The NFL has yet to release complete details for what happens when a player tests positive, but according to Burkholder the protocol is extensive.

Whether or not the positive player has symptoms, how long he’s been symptomatic and whether or not he has antibodies could change how long it takes for the player to return to the team.

That may seem vague to the public, but those who are informed of the protocol — including players and coaching staff — feel reassured by what they’ve been told and seen.

“(Players) were like, ‘What if I get somebody else sick? What if I get the coaches sick? What if I can’t play?’” Burkholder said of the players concerns. “So, we have that as part of our protocol. Now, since they’ve come to the building, I’d say the response is pretty positive.”

“They see the cleaning people, they see the testing, they see what we’re going through to make sure they’re alright. They’re wearing their tracers around and they get that.”

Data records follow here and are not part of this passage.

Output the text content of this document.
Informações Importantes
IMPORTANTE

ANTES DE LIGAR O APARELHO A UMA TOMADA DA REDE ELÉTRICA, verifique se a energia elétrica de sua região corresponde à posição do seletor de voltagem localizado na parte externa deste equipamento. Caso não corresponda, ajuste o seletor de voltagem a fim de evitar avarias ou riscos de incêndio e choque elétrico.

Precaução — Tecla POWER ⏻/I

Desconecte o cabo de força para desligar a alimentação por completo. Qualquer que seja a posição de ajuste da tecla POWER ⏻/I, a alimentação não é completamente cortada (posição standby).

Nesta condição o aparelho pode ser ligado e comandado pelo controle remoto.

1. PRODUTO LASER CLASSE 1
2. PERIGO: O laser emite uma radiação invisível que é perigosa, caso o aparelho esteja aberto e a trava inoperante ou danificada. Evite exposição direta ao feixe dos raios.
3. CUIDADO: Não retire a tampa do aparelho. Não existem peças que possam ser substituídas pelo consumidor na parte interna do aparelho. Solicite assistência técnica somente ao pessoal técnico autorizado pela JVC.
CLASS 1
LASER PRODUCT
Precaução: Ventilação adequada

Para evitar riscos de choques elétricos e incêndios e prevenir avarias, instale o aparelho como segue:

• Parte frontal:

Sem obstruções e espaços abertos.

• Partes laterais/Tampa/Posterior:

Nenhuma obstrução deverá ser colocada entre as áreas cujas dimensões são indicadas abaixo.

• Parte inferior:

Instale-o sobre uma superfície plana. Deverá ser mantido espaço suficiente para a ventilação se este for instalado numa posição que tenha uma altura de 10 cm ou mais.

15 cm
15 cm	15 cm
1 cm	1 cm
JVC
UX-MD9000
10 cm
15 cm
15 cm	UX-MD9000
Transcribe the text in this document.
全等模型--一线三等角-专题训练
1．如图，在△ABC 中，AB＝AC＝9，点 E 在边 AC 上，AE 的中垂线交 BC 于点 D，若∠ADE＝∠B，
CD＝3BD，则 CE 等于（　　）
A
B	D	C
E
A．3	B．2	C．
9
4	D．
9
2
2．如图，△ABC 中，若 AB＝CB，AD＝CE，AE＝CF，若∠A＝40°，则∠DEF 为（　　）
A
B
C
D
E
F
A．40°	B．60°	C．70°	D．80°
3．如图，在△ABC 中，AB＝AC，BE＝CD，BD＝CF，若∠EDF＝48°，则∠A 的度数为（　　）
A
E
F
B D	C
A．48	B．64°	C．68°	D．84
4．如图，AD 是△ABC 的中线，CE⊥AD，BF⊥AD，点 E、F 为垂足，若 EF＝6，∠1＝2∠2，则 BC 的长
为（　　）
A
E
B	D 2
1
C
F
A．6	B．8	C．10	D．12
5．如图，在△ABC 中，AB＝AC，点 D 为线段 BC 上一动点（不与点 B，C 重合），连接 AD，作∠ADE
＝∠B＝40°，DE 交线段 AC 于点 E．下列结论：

Even Super Bowl MVP Patrick Mahomes had his doubts before he went to the facility last week, but as he learned what Burkholder and the rest of the Chiefs’ infectious response team were doing to keep players and their families safe, he felt better.

“You’d be lying to say you had no concern,” Mahomes said on Saturday. “But at the same time, as I’ve been through the facility now last night and a little bit today, and seeing all the protocols and all the safety things that Rick and all these guys have put forth, its really kind of made me feel even better than I thought coming in.”

“That’s kind of put my mind at ease, knowing that I’m going to be in the best possible situation, given the time, to be as safe and healthy as possible.”

It’s going to take a massive adjustment from the Chiefs coaching staff and players to get used to the new rules and protocols, and as evidenced by Hifo, these protocols don’t guarantee that players won’t ever test positive.

But Burkholder says that no team is better at adjusting than the Chiefs, using the 2019 Super Bowl run as an example at how adaptive the team is. He also says that while it won’t be easy, repeating their attitude form last year will get the team through the pandemic.

“Pandemics aren’t fun, crisis aren’t fun, none of that. You find out a lot about trust, loyalty and reliability. If you take those three words and you go back to the 2019 season, that got us through and that will also get us through this pandemic.”